Chaos and Certainty

Professor Martin Green OBE, Chief Executive, Care England

As the chaos that surrounds Brexit intensifies and the future becomes more and more unclear and uncertain it is tempting to think that this chaos extends to the whole world.

Thankfully this is not true and amidst the chaos of politics which is descending daily from chaos into farce, there are many things that we can rely on. I am proud to say that despite the external environment and years of underfunding social care remains constant in the lives of so many people and continues to transform lives giving people dignity and respect.

When you see people who are living with such enormous challenges responding with dignity and tenacity to complex situations you realise that our politicians could learn a lot from the way in which people who use social care services respond to difficult situations.

Whatever the coming months or years may hold social care will continue to deliver world-class care and support services in whatever context we find ourselves.

One of the things that constantly concerns me is the way in which social care does not receive the visibility or recognition that it deserves. All too often the focus of attention is on the NHS, and whilst there is much to commend in this national institution, it would not be able to function were it not for the myriad of social care services that support people when there are no easy health-related solutions.

Care Home Open Day, which is taking place this year on Friday the 28th of June, will be another opportunity for care services to connect with their local communities and to showcase the tremendous contribution the care makes to the lives of people who need support. Since its inception, Care Home Open Day has been a real opportunity for care services to celebrate their success and connect with their local communities. There have been countless interactions over the years, which have started by somebody being welcomed into a care service and understanding more about it. One of the things that I have noticed when I talk to people who have entered care services for the first time, is that they are completely surprised because their preconceived notions of what a care service is like are swept away when they see the reality and they talk to people who are using caring support to facilitate them living well with a long-term condition.
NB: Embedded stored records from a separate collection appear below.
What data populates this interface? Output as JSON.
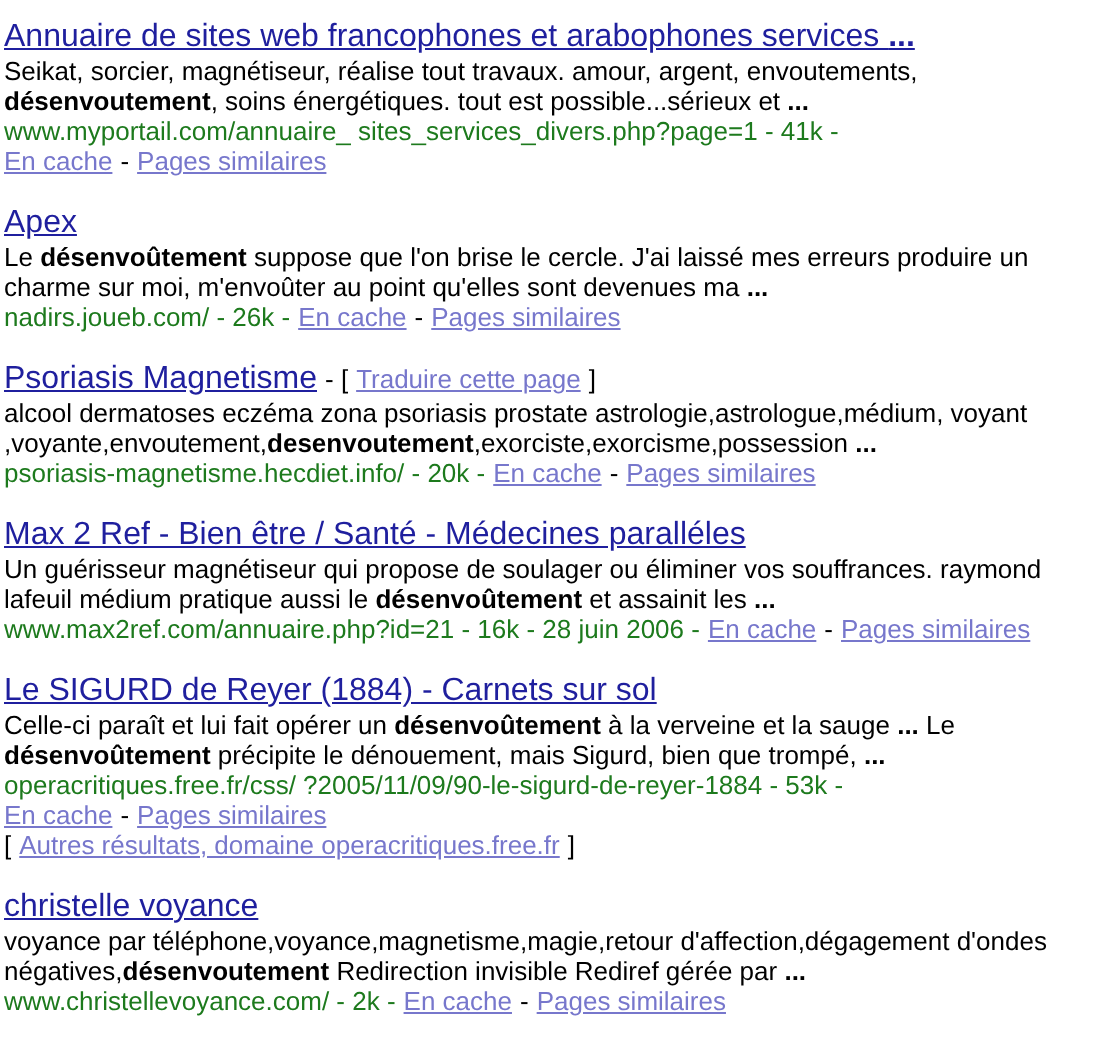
{
  "results": [
    {
      "title": "Annuaire de sites web francophones et arabophones services **...**",
      "snippet": "Seikat, sorcier, magnétiseur, réalise tout travaux. amour, argent, envoutements, **désenvoutement**, soins énergétiques. tout est possible...sérieux et **...**",
      "meta_lines": [
        [
          {
            "kind": "url",
            "text": "www.myportail.com/annuaire_ sites_services_divers.php?page=1 - 41k -"
          }
        ],
        [
          {
            "kind": "link",
            "text": "En cache"
          },
          {
            "kind": "plain",
            "text": "-"
          },
          {
            "kind": "link",
            "text": "Pages similaires"
          }
        ]
      ]
    },
    {
      "title": "Apex",
      "snippet": "Le **désenvoûtement** suppose que l'on brise le cercle. J'ai laissé mes erreurs produire un charme sur moi, m'envoûter au point qu'elles sont devenues ma **...**",
      "meta_lines": [
        [
          {
            "kind": "url",
            "text": "nadirs.joueb.com/ - 26k -"
          },
          {
            "kind": "link",
            "text": "En cache"
          },
          {
            "kind": "plain",
            "text": "-"
          },
          {
            "kind": "link",
            "text": "Pages similaires"
          }
        ]
      ]
    },
    {
      "title": "Psoriasis Magnetisme",
      "title_extras": [
        {
          "kind": "plain",
          "text": "- ["
        },
        {
          "kind": "link",
          "text": "Traduire cette page"
        },
        {
          "kind": "plain",
          "text": "]"
        }
      ],
      "snippet": "alcool dermatoses eczéma zona psoriasis prostate astrologie,astrologue,médium, voyant ,voyante,envoutement,**desenvoutement**,exorciste,exorcisme,possession **...**",
      "meta_lines": [
        [
          {
            "kind": "url",
            "text": "psoriasis-magnetisme.hecdiet.info/ - 20k -"
          },
          {
            "kind": "link",
            "text": "En cache"
          },
          {
            "kind": "plain",
            "text": "-"
          },
          {
            "kind": "link",
            "text": "Pages similaires"
          }
        ]
      ]
    },
    {
      "title": "Max 2 Ref - Bien être / Santé - Médecines paralléles",
      "snippet": "Un guérisseur magnétiseur qui propose de soulager ou éliminer vos souffrances. raymond lafeuil médium pratique aussi le **désenvoûtement** et assainit les **...**",
      "meta_lines": [
        [
          {
            "kind": "url",
            "text": "www.max2ref.com/annuaire.php?id=21 - 16k - 28 juin 2006 -"
          },
          {
            "kind": "link",
            "text": "En cache"
          },
          {
            "kind": "plain",
            "text": "-"
          },
          {
            "kind": "link",
            "text": "Pages similaires"
          }
        ]
      ]
    },
    {
      "title": "Le SIGURD de Reyer (1884) - Carnets sur sol",
      "snippet": "Celle-ci paraît et lui fait opérer un **désenvoûtement** à la verveine et la sauge **...** Le **désenvoûtement** précipite le dénouement, mais Sigurd, bien que trompé, **...**",
      "meta_lines": [
        [
          {
            "kind": "url",
            "text": "operacritiques.free.fr/css/ ?2005/11/09/90-le-sigurd-de-reyer-1884 - 53k -"
          }
        ],
        [
          {
            "kind": "link",
            "text": "En cache"
          },
          {
            "kind": "plain",
            "text": "-"
          },
          {
            "kind": "link",
            "text": "Pages similaires"
          }
        ],
        [
          {
            "kind": "plain",
            "text": "["
          },
          {
            "kind": "link",
            "text": "Autres résultats, domaine operacritiques.free.fr"
          },
          {
            "kind": "plain",
            "text": "]"
          }
        ]
      ]
    },
    {
      "title": "christelle voyance",
      "snippet": "voyance par téléphone,voyance,magnetisme,magie,retour d'affection,dégagement d'ondes négatives,**désenvoutement** Redirection invisible Rediref gérée par **...**",
      "meta_lines": [
        [
          {
            "kind": "url",
            "text": "www.christellevoyance.com/ - 2k -"
          },
          {
            "kind": "link",
            "text": "En cache"
          },
          {
            "kind": "plain",
            "text": "-"
          },
          {
            "kind": "link",
            "text": "Pages similaires"
          }
        ]
      ]
    }
  ]
}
At times of uncertainty, it is really important to remind ourselves that not every aspect of our society is lacking in a vision for the future. Social care is really clear about what it can deliver and the impact that it has on people’s lives. What we need now is for the political class to understand our contribution to the communities and to the local economy, and to start supporting social care with a long-term and strategic policy which sees our services as an essential part of the national infrastructure.

After 21 years of waiting, I am not confident that we will see social care receiving the respect it deserves from this or any other Government, but I am confident that whether it be the best or the worst of circumstances social care will rise to the occasion and deliver the best possible care for the people we support.